Back to the Drawing Board: Revisiting the Design of Optimal Location Privacy-preserving Mechanisms
This work addresses the problem of ensuring comprehensive privacy protection in location-based services for users, highlighting that current optimal mechanisms are insufficient and incremental improvements are needed.
The paper revisits optimal location privacy-preserving mechanisms, showing that while existing strategies maximize adversary error, they vary in other privacy dimensions, and proposes a new mechanism maximizing conditional entropy while maintaining optimal adversary error, with empirical validation on real datasets.

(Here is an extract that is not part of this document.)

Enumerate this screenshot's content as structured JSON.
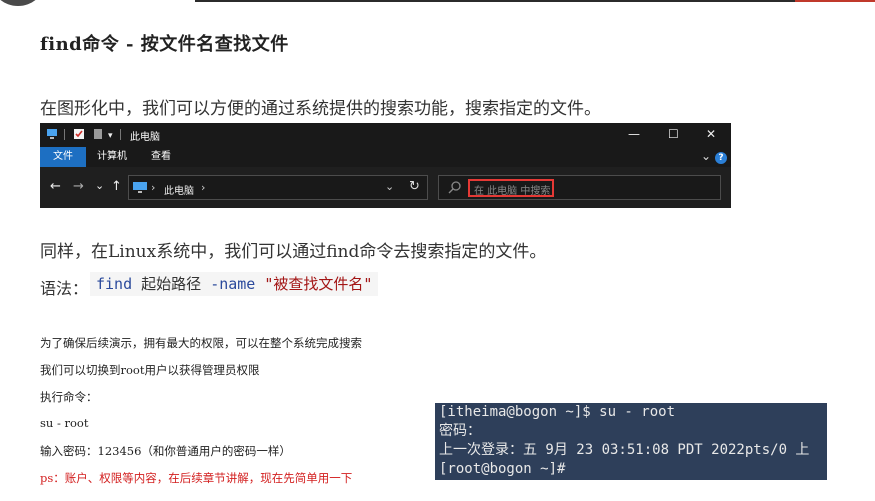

In the last years we have witnessed the appearance of a variety of strategies to design optimal location privacy-preserving mechanisms, in terms of maximizing the adversary's expected error with respect to the users' whereabouts. In this work, we take a closer look at the defenses created by these strategies and show that, even though they are indeed optimal in terms of adversary's correctness, not all of them offer the same protection when looking at other dimensions of privacy. To avoid "bad" choices, we argue that the search for optimal mechanisms must be guided by complementary criteria. We provide two example auxiliary metrics that help in this regard: the conditional entropy, that captures an information-theoretic aspect of the problem; and the worst-case quality loss, that ensures that the output of the mechanism always provides a minimum utility to the users. We describe a new mechanism that maximizes the conditional entropy and is optimal in terms of average adversary error, and compare its performance with previously proposed optimal mechanisms using two real datasets. Our empirical results confirm that no mechanism fares well on every privacy criteria simultaneously, making apparent the need for considering multiple privacy dimensions to have a good understanding of the privacy protection a mechanism provides.